Construction continues on illegal Israeli settlements,
despite their illegality under international law.


According to a report (based on the most recent plans released April 2007) by the Applied Research Institute –Jerusalem (www.arij.org), the Annexation Wall (when completed, will confiscate 283 square miles of the West Bank, or approximately 12.9% of the West Bank’s total area [2193 square miles], a territory defined under the terms of the Green Line created by the 1949 Armistice Agreements. If the West bank were a part of the US, it would be only the 49th largest state (ahead of Delaware and Rhode Island), but it would be the 36th largest state by population, with approximately just over 2.3 million people, according to a 2007 census. This would put the population density at approximately 1,069 people per square mile, behind only New Jersey and the District of Columbia. If one does not include the areas confiscated by Israel behind the Annexation Wall and those established as illegal Israeli settlements, the population density passes that of New Jersey to approximately 1,227 people per square mile.
(See http://en.wikipedia.org/wiki/West_Bank, http://www.pcbs.gov.ps/Portals/_pcbs/PressRelease/census2007_e.pdf, http://en.wikipedia.org/wiki/List_of_U.S._states_by_area, http://en.wikipedia.org/wiki/List_of_U.S._states_by_population, http://en.wikipedia.org/wiki/List_of_U.S._states_by_population_density for statistical data.)

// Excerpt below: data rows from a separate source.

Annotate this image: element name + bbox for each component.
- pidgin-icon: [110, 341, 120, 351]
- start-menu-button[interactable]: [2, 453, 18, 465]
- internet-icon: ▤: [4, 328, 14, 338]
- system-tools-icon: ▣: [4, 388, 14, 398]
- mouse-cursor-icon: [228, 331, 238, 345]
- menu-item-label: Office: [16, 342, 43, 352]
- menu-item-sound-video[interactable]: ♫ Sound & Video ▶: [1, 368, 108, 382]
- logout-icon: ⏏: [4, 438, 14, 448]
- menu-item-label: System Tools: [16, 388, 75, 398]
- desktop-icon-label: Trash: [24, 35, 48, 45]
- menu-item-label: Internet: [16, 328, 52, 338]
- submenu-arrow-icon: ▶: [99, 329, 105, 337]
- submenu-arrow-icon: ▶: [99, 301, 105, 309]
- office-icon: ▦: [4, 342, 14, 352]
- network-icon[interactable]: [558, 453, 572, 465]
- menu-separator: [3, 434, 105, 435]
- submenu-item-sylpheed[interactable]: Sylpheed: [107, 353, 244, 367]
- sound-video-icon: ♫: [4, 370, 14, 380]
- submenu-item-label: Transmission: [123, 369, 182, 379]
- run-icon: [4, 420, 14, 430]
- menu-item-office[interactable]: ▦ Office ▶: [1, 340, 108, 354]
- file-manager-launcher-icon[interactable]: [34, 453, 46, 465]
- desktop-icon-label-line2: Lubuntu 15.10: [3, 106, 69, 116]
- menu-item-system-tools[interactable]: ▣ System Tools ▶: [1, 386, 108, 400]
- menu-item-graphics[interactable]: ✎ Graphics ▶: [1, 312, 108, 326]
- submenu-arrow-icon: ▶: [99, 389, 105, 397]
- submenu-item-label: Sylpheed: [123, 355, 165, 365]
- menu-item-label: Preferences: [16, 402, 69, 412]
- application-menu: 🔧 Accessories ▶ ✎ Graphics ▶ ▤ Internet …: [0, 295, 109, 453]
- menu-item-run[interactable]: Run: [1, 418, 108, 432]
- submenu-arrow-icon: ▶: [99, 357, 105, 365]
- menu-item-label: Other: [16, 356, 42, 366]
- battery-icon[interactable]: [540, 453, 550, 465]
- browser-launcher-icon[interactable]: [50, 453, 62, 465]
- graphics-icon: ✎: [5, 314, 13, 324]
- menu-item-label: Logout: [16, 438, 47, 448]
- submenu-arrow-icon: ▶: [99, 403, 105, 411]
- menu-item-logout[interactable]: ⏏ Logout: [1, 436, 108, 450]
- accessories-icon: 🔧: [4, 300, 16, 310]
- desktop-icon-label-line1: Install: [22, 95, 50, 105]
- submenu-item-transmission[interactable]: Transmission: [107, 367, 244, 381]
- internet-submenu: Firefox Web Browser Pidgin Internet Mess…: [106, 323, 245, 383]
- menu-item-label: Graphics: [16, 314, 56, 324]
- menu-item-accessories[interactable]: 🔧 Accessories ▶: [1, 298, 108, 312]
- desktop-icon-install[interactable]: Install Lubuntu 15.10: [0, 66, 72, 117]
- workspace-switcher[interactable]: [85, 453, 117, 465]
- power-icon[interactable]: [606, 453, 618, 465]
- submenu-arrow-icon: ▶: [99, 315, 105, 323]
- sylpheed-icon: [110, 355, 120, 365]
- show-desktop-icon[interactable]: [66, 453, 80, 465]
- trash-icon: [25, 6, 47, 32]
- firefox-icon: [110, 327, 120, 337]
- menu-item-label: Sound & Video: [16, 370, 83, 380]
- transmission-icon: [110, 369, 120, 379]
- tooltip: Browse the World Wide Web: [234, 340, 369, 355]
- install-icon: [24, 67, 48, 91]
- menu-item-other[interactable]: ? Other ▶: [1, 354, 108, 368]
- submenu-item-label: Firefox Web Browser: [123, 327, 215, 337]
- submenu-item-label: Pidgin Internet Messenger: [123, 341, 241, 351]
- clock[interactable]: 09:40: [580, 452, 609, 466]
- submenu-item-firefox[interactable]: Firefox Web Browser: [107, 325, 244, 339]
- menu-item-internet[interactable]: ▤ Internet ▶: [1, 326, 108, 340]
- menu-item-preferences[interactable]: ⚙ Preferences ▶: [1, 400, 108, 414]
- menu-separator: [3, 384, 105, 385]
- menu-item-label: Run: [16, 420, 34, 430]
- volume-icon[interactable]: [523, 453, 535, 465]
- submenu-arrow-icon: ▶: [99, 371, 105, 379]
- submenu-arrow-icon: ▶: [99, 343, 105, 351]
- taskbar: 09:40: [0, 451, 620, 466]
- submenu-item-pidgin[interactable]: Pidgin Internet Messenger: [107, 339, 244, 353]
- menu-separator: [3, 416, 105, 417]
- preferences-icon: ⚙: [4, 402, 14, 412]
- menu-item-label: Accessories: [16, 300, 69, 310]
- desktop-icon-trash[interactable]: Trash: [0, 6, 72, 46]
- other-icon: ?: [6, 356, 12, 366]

However, this should also be looked at in the context of the history of the conflict, which includes the events of 1947-1949, which Palestinians refer to as the “Nakba,” or the “catastrophe,” and commemorate each year on 15 May, with 2008 marking 60 years of such commemoration. (This date was chosen because 15 May 1948 was the day Israel declared its independence and statehood.) In 1947, the UN decided to divide the lands of the British Mandate of Palestine - those which remained after the establishment of the Kingdom of Trans-Jordan in 1946, now Jordan, - into a Jewish State, an Arab State, and a small internationally administered zone which would have included Jerusalem and surrounding areas. This plan allocated 43% of the lands to the Arab State. However, through military efforts and tactics that have been called by some ethnic cleansing (see Ilan Pappe’s recent book, “The Ethnic Cleansing of Palestine for a detailed account of the Nakba), Israel took by force half of the land originally allocated for an Arab State, thus controlling about 77% of the total area by the 1949 Armistice, instead of 56%. The West Bank was taken by Jordan, an outcome which had been secretly negotiated during 1948, and the Gaza Strip was left for Egypt. (See http://en.wikipedia.org/wiki/1947_UN_Partition_Plan, http://en.wikipedia.org/wiki/1949_Armistice_Agreements, and http://www.merip.org/palestine-israel_primer/un-partition-plan-pal-isr.html for references and further information.)

The confiscation of land by the state of Israel began as early as 1947 and continues to this day. In a similar fashion, Israel has been employing tactics to both kill native Palestinians and drive them from their lands and homes, creating a refugee population that continues to this day. There are “4.5million registered Palestinian refugees in the Middle East [with] around half of the Palestinians in the occupied territories, including most of the people in Gaza, [being] refugees.” (http://www.economist.com/world/africa/displaystory.cfm?story_id=11332217) This number might be even greater if Israel had not murdered the massive amounts of Palestinians it did in the late 1940s, a killing which continues to this day. A future MPT report will include more information about the Nakba.


Protesters approach and attempt to confront soldiers but are
deterred by the multiple barriers separating them from Bil’n village’s land.


Soldiers prepare to fire off tear gas, even though protestors pose no threat to anyone.

Protesters must stop to put out a brush fire caused by Israeli fired tear gas.